Overview
A 64 proc Altix system needs to be scheduled with a significant 'background' load.
Resources
Compute Nodes: | 64 processor Altix system with 32 GB RAM |
Resource Manager: | OpenPBS 2.3 |
Network: | InternalSGI |
Workload
Job Size: | Range in size from 1 to 32 processors |
Job Length: | Jobs range in length from 15 minutes to 48 hours |
Job Owners: | Various |
Notes: | This is a login/development machine. At any given time, there may be a significant load from jobs and processes outside of the resource manager's view or control. The major impact of this load related to scheduling is in the area of cpu load and real memory consumption. |
Goals
The scheduler must run the machine at maximum capacity without overcommitting either memory or processors. A significant, variable background load exists from jobs submitted outside of the resource manager's view or control. The scheduler must track and account for this load and allow space for some variability and growth of this load over time. The scheduler should also kill any job which violates its requested resource allocation and notify the associated user of this violation.

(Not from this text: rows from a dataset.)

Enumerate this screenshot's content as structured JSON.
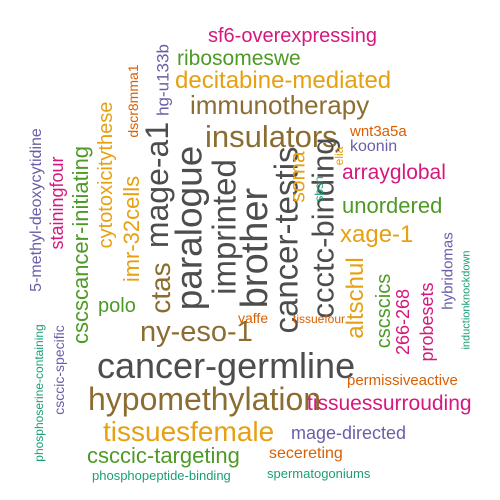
{
  "colors": {
    "dark_gray": "#4d4d4d",
    "brown": "#8c6d31",
    "orange_gold": "#e6a012",
    "green": "#4e9a26",
    "magenta": "#d6187e",
    "purple": "#6b5ea8",
    "orange": "#d95f02",
    "teal": "#1b9e77"
  },
  "words": [
    {
      "id": "sf6-overexpressing",
      "text": "sf6-overexpressing",
      "color": "magenta"
    },
    {
      "id": "ribosomeswe",
      "text": "ribosomeswe",
      "color": "green"
    },
    {
      "id": "decitabine-mediated",
      "text": "decitabine-mediated",
      "color": "orange_gold"
    },
    {
      "id": "immunotherapy",
      "text": "immunotherapy",
      "color": "brown"
    },
    {
      "id": "insulators",
      "text": "insulators",
      "color": "brown"
    },
    {
      "id": "wnt3a5a",
      "text": "wnt3a5a",
      "color": "orange"
    },
    {
      "id": "koonin",
      "text": "koonin",
      "color": "purple"
    },
    {
      "id": "arrayglobal",
      "text": "arrayglobal",
      "color": "magenta"
    },
    {
      "id": "unordered",
      "text": "unordered",
      "color": "green"
    },
    {
      "id": "xage-1",
      "text": "xage-1",
      "color": "orange_gold"
    },
    {
      "id": "hg-u133b",
      "text": "hg-u133b",
      "color": "purple"
    },
    {
      "id": "dscr8mma1",
      "text": "dscr8mma1",
      "color": "orange"
    },
    {
      "id": "mage-a1",
      "text": "mage-a1",
      "color": "dark_gray"
    },
    {
      "id": "paralogue",
      "text": "paralogue",
      "color": "dark_gray"
    },
    {
      "id": "imprinted",
      "text": "imprinted",
      "color": "dark_gray"
    },
    {
      "id": "brother",
      "text": "brother",
      "color": "dark_gray"
    },
    {
      "id": "cancer-testis",
      "text": "cancer-testis",
      "color": "dark_gray"
    },
    {
      "id": "ccctc-binding",
      "text": "ccctc-binding",
      "color": "dark_gray"
    },
    {
      "id": "soma",
      "text": "soma",
      "color": "orange_gold"
    },
    {
      "id": "sbsn",
      "text": "sbsn",
      "color": "teal"
    },
    {
      "id": "elia",
      "text": "elia",
      "color": "orange_gold"
    },
    {
      "id": "ctas",
      "text": "ctas",
      "color": "brown"
    },
    {
      "id": "imr-32cells",
      "text": "imr-32cells",
      "color": "orange_gold"
    },
    {
      "id": "cytotoxicitythese",
      "text": "cytotoxicitythese",
      "color": "orange_gold"
    },
    {
      "id": "cscscancer-initiating",
      "text": "cscscancer-initiating",
      "color": "green"
    },
    {
      "id": "stainingfour",
      "text": "stainingfour",
      "color": "magenta"
    },
    {
      "id": "5-methyl-deoxycytidine",
      "text": "5-methyl-deoxycytidine",
      "color": "purple"
    },
    {
      "id": "polo",
      "text": "polo",
      "color": "green"
    },
    {
      "id": "yaffe",
      "text": "yaffe",
      "color": "orange"
    },
    {
      "id": "tissuefour",
      "text": "tissuefour",
      "color": "orange"
    },
    {
      "id": "altschul",
      "text": "altschul",
      "color": "orange_gold"
    },
    {
      "id": "cscscics",
      "text": "cscscics",
      "color": "green"
    },
    {
      "id": "266-268",
      "text": "266-268",
      "color": "magenta"
    },
    {
      "id": "probesets",
      "text": "probesets",
      "color": "magenta"
    },
    {
      "id": "hybridomas",
      "text": "hybridomas",
      "color": "purple"
    },
    {
      "id": "inductionknockdown",
      "text": "inductionknockdown",
      "color": "teal"
    },
    {
      "id": "ny-eso-1",
      "text": "ny-eso-1",
      "color": "brown"
    },
    {
      "id": "cancer-germline",
      "text": "cancer-germline",
      "color": "dark_gray"
    },
    {
      "id": "permissiveactive",
      "text": "permissiveactive",
      "color": "orange"
    },
    {
      "id": "hypomethylation",
      "text": "hypomethylation",
      "color": "brown"
    },
    {
      "id": "tissuessurrouding",
      "text": "tissuessurrouding",
      "color": "magenta"
    },
    {
      "id": "tissuesfemale",
      "text": "tissuesfemale",
      "color": "orange_gold"
    },
    {
      "id": "mage-directed",
      "text": "mage-directed",
      "color": "purple"
    },
    {
      "id": "csccic-targeting",
      "text": "csccic-targeting",
      "color": "green"
    },
    {
      "id": "secereting",
      "text": "secereting",
      "color": "orange"
    },
    {
      "id": "phosphopeptide-binding",
      "text": "phosphopeptide-binding",
      "color": "teal"
    },
    {
      "id": "spermatogoniums",
      "text": "spermatogoniums",
      "color": "teal"
    },
    {
      "id": "csccic-specific",
      "text": "csccic-specific",
      "color": "purple"
    },
    {
      "id": "phosphoserine-containing",
      "text": "phosphoserine-containing",
      "color": "teal"
    }
  ]
}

The scheduler should maximize the throughput associated with the queued jobs while avoiding starvation as a secondary concern.
Analysis
The background load causes many problems in any mixed batch/interactive environment. One problem is that a situation may arise in which the highest priority batch job cannot run. Moab can make a reservation for this highest priority job. But because there are no constraints on the background load, Moab cannot determine when it will drop enough to allow this job to run. By default, it optimistically attempts a reservation for the next scheduling iteration, perhaps 1 minute out.
The problem is that this reservation now exists one minute out and when Moab attempts to backfill, it can only consider jobs which request less than one minute or which can fit "beside" this high priority job. During the next iteration, Moab still cannot run the job because the background load has not dropped and again creates a new reservation for one minute into the future.
The background load has basically turned batch scheduling into an exercise in "resource scavenging." If the priority job reservation was not there, other smaller queued jobs might be able to run. Therefore, to maximize the "scavenging" effect, the scheduler should be configured to allow this high priority job the first opportunity to use available resources but prevent it from reserving these resources if it cannot run immediately.
Configuration
The configuration needs to accomplish several main objectives including:
# allow jobs to share node NODEACCESSPOLICY SHARED # track background load NODELOADPOLICY ADJUSTPROCS NODEUNTRACKEDLOADFACTOR 1.2 # favor short jobs, disfavor large jobs QUEUETIMEWEIGHT 0 RESOURCEWEIGHT -10 PROCWEIGHT 128 MEMWEIGHT 1 XFACTOR 1000 # disable priority reservations for the default QOS QOSFLAGS[0] NORESERVATION # debit by CPU BANKTYPE QBANK BANKSERVER develop1 BANKPORT 2334 BANKCHARGEMODE DEBITSUCCESSFULLCPU # kill resource hogs RESOURCELIMITPOLICY WALLTIME:ALWAYS:CANCEL # notify user of job events NOTIFYSCRIPT tools/notify.pl
Monitoring
The most difficult aspects of this environment are properly reserving space for the untracked background load. Since this load is outside the control of the scheduler and resource manager, it has no constraints. It could grow suddenly and overwhelm the machine, or just as easily disappear. The NODEUNTRACKEDLOADFACTOR parameter provides slack for this background load to grow and shrink. However, since there is no control over the load, the effectiveness of this parameter will depend on the statistical behavior of the load. The greater the value, the more slack provided, and the less likely the system is to be overcommitted. However, a larger value also means more resources are in this reserve which are not available for scheduling.
The second aspect of this environment which must be monitored is the trade-off between high job throughput and job starvation. The 'locally greedy' approach of favoring the smallest, shortest jobs will have a negative effect on larger and longer jobs. The large, long jobs which have been queued for some time can be pushed to the front of the queue by increasing the QUEUETIMEWEIGHT factor until a satisfactory balance is achieved.
Conclusions
The right solution is to migrate the users over to the batch system or provide them with a constrained resource 'box' to play in, either through a processor partition, standing reservation, or a logical software system. The value in this is that it prevents this unpredictable background load from wreaking havoc with a dedicated resource reservation system.
Moab can reserve resources for jobs according to all currently available information. However, the unpredictable nature of the background load means that those resources may not be available when they should be, which result in canceled reservations and hinder enforcement of site policies and priorities.